The colourful, interlocking bricks (both regular LEGO and the larger size DUPLO for younger builders) are already used within many schools and among therapists as part of LEGO Therapy, an intervention that is used to help children with their social communication and language development.

Here are just a few other ways we use LEGO and DUPLO as part of our speech and language sessions:

  • Colour and shape matching: Colours and shapes are important language concepts. We use them to describe so many things in our world and often categorise many things according to one or the other (or both). You can start by doing basic matching, sorting the bricks into colours or shapes, and then progress to identifying them – “let’s build a red tower” “put a square one on top”
  • Choosing: So many of our early speech therapy targets are choosing or requesting; it is a vital skill in communication. Whether verbal (“red/yellow rectangle please”) or non-verbal (looking, pointing, reaching, picture exchange) LEGO and DUPLO are great for offering choices.
  • Listening and following instructions: For little ones this could be learning to follow early language instructions such as “give the red Lego to teddy”. For older children and teens it can be to listen to more complex instructions as you read from the LEGO instruction manual: “now you need to turn the model over and put the yellow square piece at the end of the grey rectangle”
  • Prepositions: Of course, this can be done is many ways, either through hiding pieces (“look under the bed”, “where is the blue piece?”) or while building (“put a red one on top of the tall tower”). You could even make items out of LEGO, such as a bridge or a table, and use them to practice prepositions (“the man is walking under the bridge”)
  • Sequencing: The first steps in sequencing our language is sequencing patterns. Just as children can practise copying bead threading patterns, they can copy LEGO colour or shape patterns!
  • Sentence structure: Some children have difficulty in putting words into sentences, we often use LEGO as part of our Colourful Semantics activities, matching a particular colour of LEGO brick for each word type [noun, verb, preposition etc]. Just stick your word or picture on the LEGO bricks, mix them up and see if your child can build them into a sentence!

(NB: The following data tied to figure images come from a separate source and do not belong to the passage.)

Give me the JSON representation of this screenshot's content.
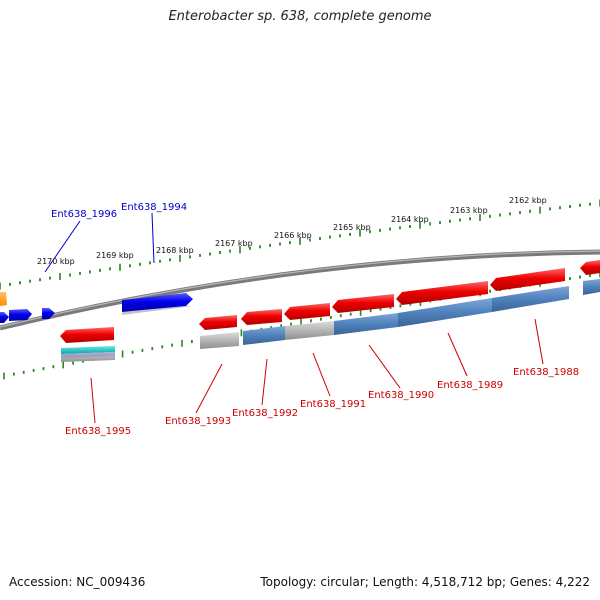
{
  "title": "Enterobacter sp. 638, complete genome",
  "footer": {
    "accession": "Accession: NC_009436",
    "topology": "Topology: circular; Length: 4,518,712 bp; Genes: 4,222"
  },
  "ruler": {
    "labels": [
      "2170 kbp",
      "2169 kbp",
      "2168 kbp",
      "2167 kbp",
      "2166 kbp",
      "2165 kbp",
      "2164 kbp",
      "2163 kbp",
      "2162 kbp"
    ]
  },
  "gene_labels": [
    {
      "id": "Ent638_1996",
      "text": "Ent638_1996",
      "color": "#0000cc"
    },
    {
      "id": "Ent638_1994",
      "text": "Ent638_1994",
      "color": "#0000cc"
    },
    {
      "id": "Ent638_1995",
      "text": "Ent638_1995",
      "color": "#cc0000"
    },
    {
      "id": "Ent638_1993",
      "text": "Ent638_1993",
      "color": "#cc0000"
    },
    {
      "id": "Ent638_1992",
      "text": "Ent638_1992",
      "color": "#cc0000"
    },
    {
      "id": "Ent638_1991",
      "text": "Ent638_1991",
      "color": "#cc0000"
    },
    {
      "id": "Ent638_1990",
      "text": "Ent638_1990",
      "color": "#cc0000"
    },
    {
      "id": "Ent638_1989",
      "text": "Ent638_1989",
      "color": "#cc0000"
    },
    {
      "id": "Ent638_1988",
      "text": "Ent638_1988",
      "color": "#cc0000"
    }
  ],
  "colors": {
    "backbone": "#808080",
    "ruler": "#228b22",
    "forward_gene": "#0000ee",
    "reverse_gene": "#ee0000",
    "feature_steel": "#4f81bd",
    "feature_grey": "#aaaaaa",
    "feature_cyan": "#00c8c8",
    "feature_orange": "#ff9900",
    "label_forward": "#0000cc",
    "label_reverse": "#cc0000"
  }
}
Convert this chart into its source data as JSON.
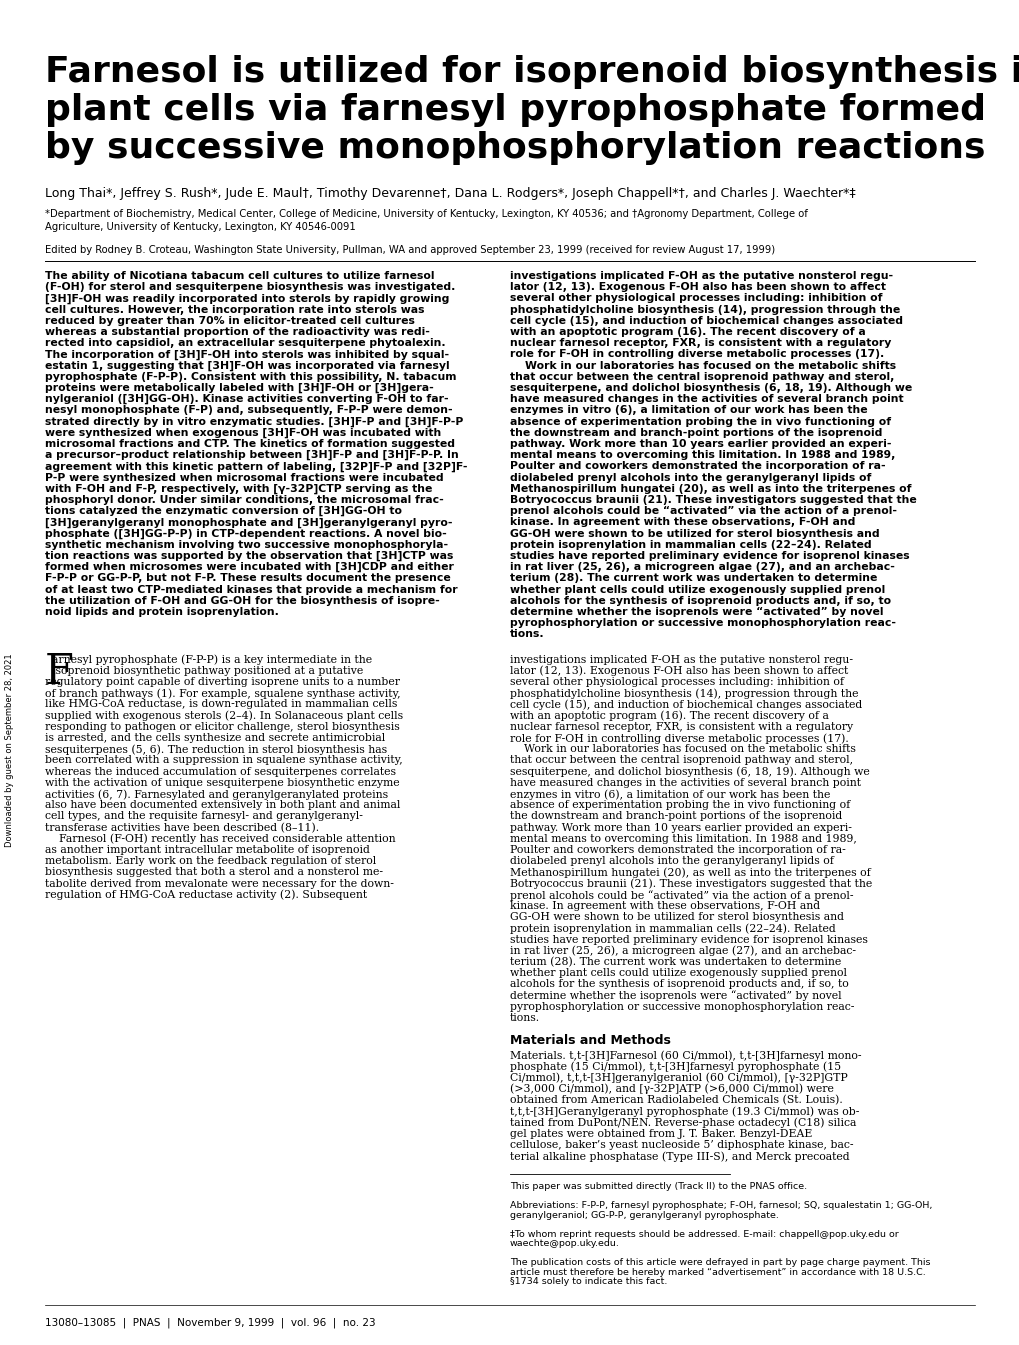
{
  "title_line1": "Farnesol is utilized for isoprenoid biosynthesis in",
  "title_line2": "plant cells via farnesyl pyrophosphate formed",
  "title_line3": "by successive monophosphorylation reactions",
  "authors": "Long Thai*, Jeffrey S. Rush*, Jude E. Maul†, Timothy Devarenne†, Dana L. Rodgers*, Joseph Chappell*†, and Charles J. Waechter*‡",
  "affiliation1": "*Department of Biochemistry, Medical Center, College of Medicine, University of Kentucky, Lexington, KY 40536; and †Agronomy Department, College of",
  "affiliation2": "Agriculture, University of Kentucky, Lexington, KY 40546-0091",
  "edited_by": "Edited by Rodney B. Croteau, Washington State University, Pullman, WA and approved September 23, 1999 (received for review August 17, 1999)",
  "background_color": "#ffffff",
  "text_color": "#000000",
  "footer": "13080–13085  |  PNAS  |  November 9, 1999  |  vol. 96  |  no. 23",
  "sidebar_text": "Downloaded by guest on September 28, 2021"
}
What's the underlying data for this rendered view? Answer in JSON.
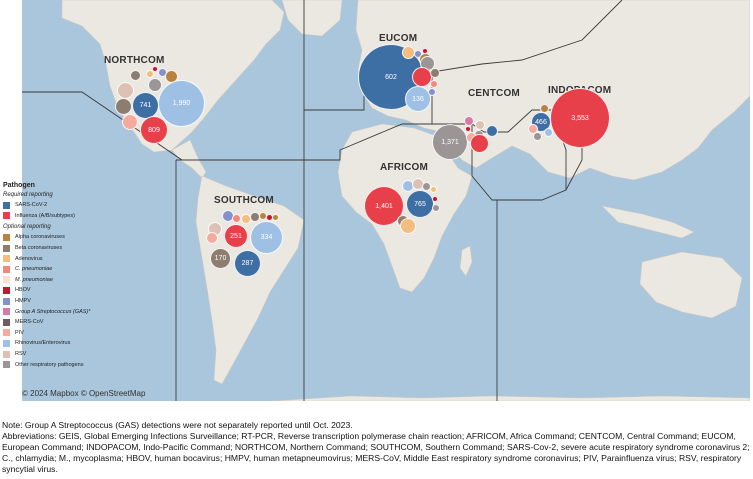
{
  "commands": [
    {
      "key": "northcom",
      "label": "NORTHCOM"
    },
    {
      "key": "eucom",
      "label": "EUCOM"
    },
    {
      "key": "centcom",
      "label": "CENTCOM"
    },
    {
      "key": "indopacom",
      "label": "INDOPACOM"
    },
    {
      "key": "africom",
      "label": "AFRICOM"
    },
    {
      "key": "southcom",
      "label": "SOUTHCOM"
    }
  ],
  "legend": {
    "title": "Pathogen",
    "required_label": "Required reporting",
    "optional_label": "Optional reporting",
    "required": [
      {
        "label": "SARS-CoV-2",
        "color": "#3d6fa5"
      },
      {
        "label": "Influenza (A/B/subtypes)",
        "color": "#e8404a"
      }
    ],
    "optional": [
      {
        "label": "Alpha coronaviruses",
        "color": "#b9833f",
        "italic": false
      },
      {
        "label": "Beta coronaviruses",
        "color": "#8c7d6e",
        "italic": false
      },
      {
        "label": "Adenovirus",
        "color": "#f2bd7e",
        "italic": false
      },
      {
        "label": "C. pneumoniae",
        "color": "#f08a7d",
        "italic": true
      },
      {
        "label": "M. pneumoniae",
        "color": "#fbe1d0",
        "italic": true
      },
      {
        "label": "HBOV",
        "color": "#c4162f",
        "italic": false
      },
      {
        "label": "HMPV",
        "color": "#8591c9",
        "italic": false
      },
      {
        "label": "Group A Streptococcus (GAS)*",
        "color": "#d97aa4",
        "italic": true
      },
      {
        "label": "MERS-CoV",
        "color": "#6e5a6b",
        "italic": false
      },
      {
        "label": "PIV",
        "color": "#f4ab9e",
        "italic": false
      },
      {
        "label": "Rhinovirus/Enterovirus",
        "color": "#9dc0e4",
        "italic": false
      },
      {
        "label": "RSV",
        "color": "#dfc0b4",
        "italic": false
      },
      {
        "label": "Other respiratory pathogens",
        "color": "#9b9596",
        "italic": false
      }
    ]
  },
  "bubbles": [
    {
      "region": "NORTHCOM",
      "pathogen": "SARS-CoV-2",
      "value": "741"
    },
    {
      "region": "NORTHCOM",
      "pathogen": "Rhinovirus/Enterovirus",
      "value": "1,990"
    },
    {
      "region": "NORTHCOM",
      "pathogen": "Influenza (A/B/subtypes)",
      "value": "809"
    },
    {
      "region": "EUCOM",
      "pathogen": "SARS-CoV-2",
      "value": "602"
    },
    {
      "region": "EUCOM",
      "pathogen": "Rhinovirus/Enterovirus",
      "value": "136"
    },
    {
      "region": "CENTCOM",
      "pathogen": "Other respiratory pathogens",
      "value": "1,371"
    },
    {
      "region": "INDOPACOM",
      "pathogen": "SARS-CoV-2",
      "value": "466"
    },
    {
      "region": "INDOPACOM",
      "pathogen": "Influenza (A/B/subtypes)",
      "value": "3,553"
    },
    {
      "region": "AFRICOM",
      "pathogen": "Influenza (A/B/subtypes)",
      "value": "1,401"
    },
    {
      "region": "AFRICOM",
      "pathogen": "SARS-CoV-2",
      "value": "765"
    },
    {
      "region": "SOUTHCOM",
      "pathogen": "Influenza (A/B/subtypes)",
      "value": "251"
    },
    {
      "region": "SOUTHCOM",
      "pathogen": "Rhinovirus/Enterovirus",
      "value": "334"
    },
    {
      "region": "SOUTHCOM",
      "pathogen": "Other respiratory pathogens",
      "value": "170"
    },
    {
      "region": "SOUTHCOM",
      "pathogen": "SARS-CoV-2",
      "value": "287"
    }
  ],
  "attribution": "© 2024 Mapbox © OpenStreetMap",
  "notes": {
    "line1": "Note: Group A Streptococcus (GAS) detections were not separately reported until Oct. 2023.",
    "line2": "Abbreviations: GEIS, Global Emerging Infections Surveillance; RT-PCR, Reverse transcription polymerase chain reaction; AFRICOM, Africa Command; CENTCOM, Central Command; EUCOM, European Command; INDOPACOM, Indo-Pacific Command; NORTHCOM, Northern Command; SOUTHCOM, Southern Command; SARS-Cov-2, severe acute respiratory syndrome coronavirus 2; C., chlamydia; M., mycoplasma; HBOV, human bocavirus; HMPV, human metapneumovirus; MERS-CoV, Middle East respiratory syndrome coronavirus; PIV, Parainfluenza virus; RSV, respiratory syncytial virus."
  }
}
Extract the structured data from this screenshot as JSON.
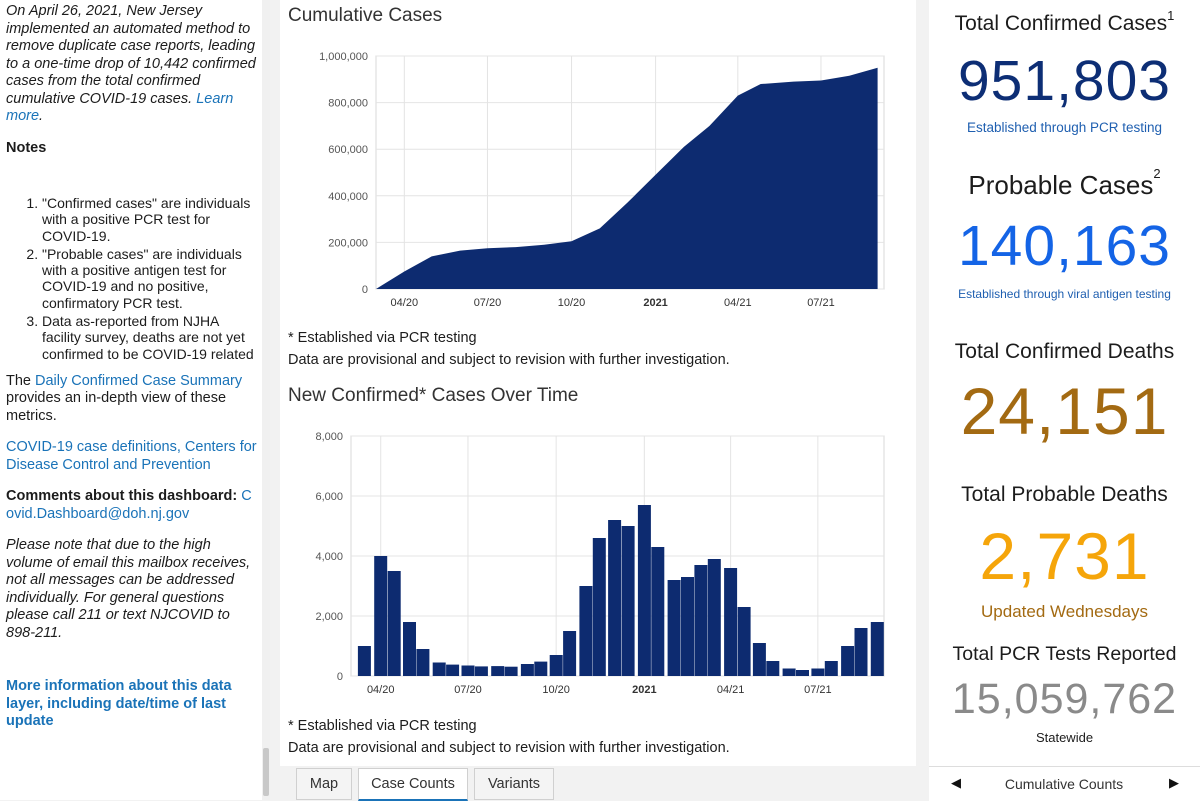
{
  "left": {
    "intro": "On April 26, 2021, New Jersey implemented an automated method to remove duplicate case reports, leading to a one-time drop of 10,442 confirmed cases from the total confirmed cumulative COVID-19 cases.",
    "learn_more": "Learn more",
    "intro_end": ".",
    "notes_heading": "Notes",
    "notes": [
      "\"Confirmed cases\" are individuals with a positive PCR test for COVID-19.",
      "\"Probable cases\" are individuals with a positive antigen test for COVID-19 and no positive, confirmatory PCR test.",
      "Data as-reported from NJHA facility survey, deaths are not yet confirmed to be COVID-19 related"
    ],
    "daily_prefix": "The ",
    "daily_link": "Daily Confirmed Case Summary",
    "daily_suffix": " provides an in-depth view of these metrics.",
    "cdc_link": "COVID-19 case definitions, Centers for Disease Control and Prevention",
    "comments_label": "Comments about this dashboard:",
    "comments_email": "Covid.Dashboard@doh.nj.gov",
    "mailbox_note": "Please note that due to the high volume of email this mailbox receives, not all messages can be addressed individually. For general questions please call 211 or text NJCOVID to 898-211.",
    "more_info": "More information about this data layer, including date/time of last update"
  },
  "middle": {
    "cumulative_title": "Cumulative Cases",
    "cumulative_note1": "* Established via PCR testing",
    "cumulative_note2": "Data are provisional and subject to revision with further investigation.",
    "new_title": "New Confirmed* Cases Over Time",
    "new_note1": "* Established via PCR testing",
    "new_note2": "Data are provisional and subject to revision with further investigation."
  },
  "tabs": [
    {
      "label": "Map",
      "active": false
    },
    {
      "label": "Case Counts",
      "active": true
    },
    {
      "label": "Variants",
      "active": false
    }
  ],
  "right": {
    "confirmed_label": "Total Confirmed Cases",
    "confirmed_sup": "1",
    "confirmed_value": "951,803",
    "confirmed_sub": "Established through PCR testing",
    "probable_label": "Probable Cases",
    "probable_sup": "2",
    "probable_value": "140,163",
    "probable_sub": "Established through viral antigen testing",
    "deaths_label": "Total Confirmed Deaths",
    "deaths_value": "24,151",
    "pdeaths_label": "Total Probable Deaths",
    "pdeaths_value": "2,731",
    "pdeaths_sub": "Updated Wednesdays",
    "tests_label": "Total PCR Tests Reported",
    "tests_value": "15,059,762",
    "tests_sub": "Statewide",
    "footer_label": "Cumulative Counts",
    "colors": {
      "navy": "#0d2e75",
      "blue": "#1464e6",
      "bronze": "#a36a12",
      "gold": "#f5a50a",
      "gray": "#8a8a8a"
    }
  },
  "chart_data": [
    {
      "type": "area",
      "title": "Cumulative Cases",
      "x_tick_labels": [
        "04/20",
        "07/20",
        "10/20",
        "2021",
        "04/21",
        "07/21"
      ],
      "y_tick_labels": [
        "0",
        "200,000",
        "400,000",
        "600,000",
        "800,000",
        "1,000,000"
      ],
      "ylim": [
        0,
        1000000
      ],
      "x": [
        "2020-03-01",
        "2020-04-01",
        "2020-05-01",
        "2020-06-01",
        "2020-07-01",
        "2020-08-01",
        "2020-09-01",
        "2020-10-01",
        "2020-11-01",
        "2020-12-01",
        "2021-01-01",
        "2021-02-01",
        "2021-03-01",
        "2021-04-01",
        "2021-04-26",
        "2021-05-01",
        "2021-06-01",
        "2021-07-01",
        "2021-08-01",
        "2021-09-01"
      ],
      "values": [
        0,
        75000,
        140000,
        165000,
        175000,
        180000,
        190000,
        205000,
        260000,
        370000,
        490000,
        610000,
        700000,
        830000,
        880000,
        881000,
        890000,
        895000,
        915000,
        950000
      ],
      "color": "#0d2b70"
    },
    {
      "type": "bar",
      "title": "New Confirmed* Cases Over Time",
      "x_tick_labels": [
        "04/20",
        "07/20",
        "10/20",
        "2021",
        "04/21",
        "07/21"
      ],
      "y_tick_labels": [
        "0",
        "2,000",
        "4,000",
        "6,000",
        "8,000"
      ],
      "ylim": [
        0,
        8000
      ],
      "x": [
        "2020-03-01",
        "2020-03-15",
        "2020-04-01",
        "2020-04-15",
        "2020-05-01",
        "2020-05-15",
        "2020-06-01",
        "2020-06-15",
        "2020-07-01",
        "2020-07-15",
        "2020-08-01",
        "2020-08-15",
        "2020-09-01",
        "2020-09-15",
        "2020-10-01",
        "2020-10-15",
        "2020-11-01",
        "2020-11-15",
        "2020-12-01",
        "2020-12-15",
        "2021-01-01",
        "2021-01-15",
        "2021-02-01",
        "2021-02-15",
        "2021-03-01",
        "2021-03-15",
        "2021-04-01",
        "2021-04-15",
        "2021-05-01",
        "2021-05-15",
        "2021-06-01",
        "2021-06-15",
        "2021-07-01",
        "2021-07-15",
        "2021-08-01",
        "2021-08-15",
        "2021-09-01"
      ],
      "values": [
        0,
        1000,
        4000,
        3500,
        1800,
        900,
        450,
        380,
        350,
        320,
        330,
        310,
        400,
        480,
        700,
        1500,
        3000,
        4600,
        5200,
        5000,
        5700,
        4300,
        3200,
        3300,
        3700,
        3900,
        3600,
        2300,
        1100,
        500,
        250,
        200,
        250,
        500,
        1000,
        1600,
        1800
      ],
      "color": "#0d2b70"
    }
  ]
}
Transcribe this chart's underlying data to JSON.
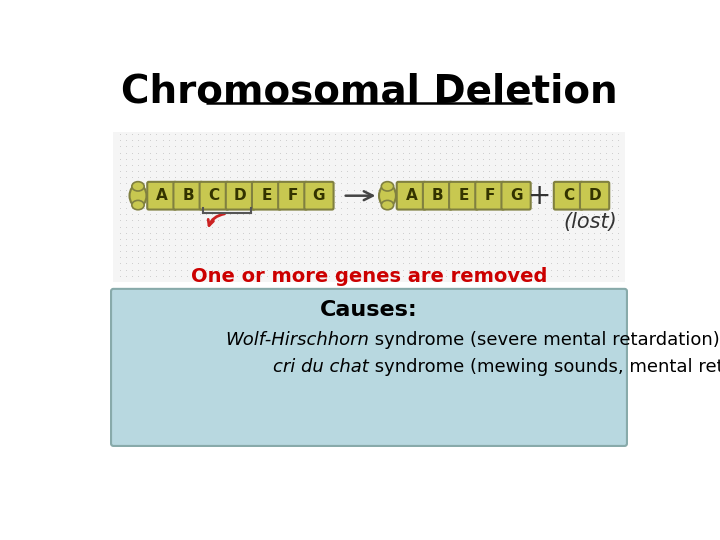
{
  "title": "Chromosomal Deletion",
  "title_fontsize": 28,
  "title_color": "#000000",
  "background_color": "#ffffff",
  "gene_fill": "#c8c850",
  "gene_border": "#808040",
  "gene_letters_before": [
    "A",
    "B",
    "C",
    "D",
    "E",
    "F",
    "G"
  ],
  "gene_letters_after": [
    "A",
    "B",
    "E",
    "F",
    "G"
  ],
  "gene_letters_cd": [
    "C",
    "D"
  ],
  "subtitle_text": "One or more genes are removed",
  "subtitle_color": "#cc0000",
  "subtitle_fontsize": 14,
  "causes_bg": "#b8d8e0",
  "causes_border": "#88aaaa",
  "causes_title": "Causes:",
  "causes_title_fontsize": 16,
  "causes_line1_italic": "Wolf-Hirschhorn",
  "causes_line1_rest": " syndrome (severe mental retardation)",
  "causes_line2_italic": "cri du chat",
  "causes_line2_rest": " syndrome (mewing sounds, mental retardation)",
  "causes_fontsize": 13,
  "lost_text": "(lost)",
  "plus_text": "+",
  "arrow_color": "#444444",
  "dot_color": "#c8c8c8",
  "dot_bg": "#f5f5f5"
}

  • Speech Targets: You can put your bricks to use for many speech sound games: To start, just stick your target sound (or sounds) on lots of bricks and each time they add a brick to the tower, they say the sound. Move them onto blending sounds by putting a vowel on every other brick so they say “t-ee, t-oo, t-eye…” as they build. Once they have moved onto whole words, a picture of the word can be placed onto the LEGO brick to see how many words they can say and how high the tower can go!
  • Phonological Awareness: We use LEGO and DUPLO for lots of sound awareness goals: Try syllable awareness practice by choosing the number of bricks to match the number of syllables heard in a word. Or say a word, for example “car” – is the ‘c’ sound at the start or end of the word? Stick your ‘c’ picture on the first/last brick in the row. Even simple sound discrimination can be targeted, just put a pile of bricks with a sign for ‘t’ and a pile with a ‘c/k’ sign. Then your child chooses from the pile with the sound they hear (car – the ‘c’ pile, tar – the ‘t’ pile)
  • Taking turns: Taking turns to build a tower or a model not only helps young children learn to wait, but also to learn to tolerate and accept what the other person has chosen to add! Older children can follow the idea of LEGO Therapy and work in teams to take turns being builder, supplier and instructor.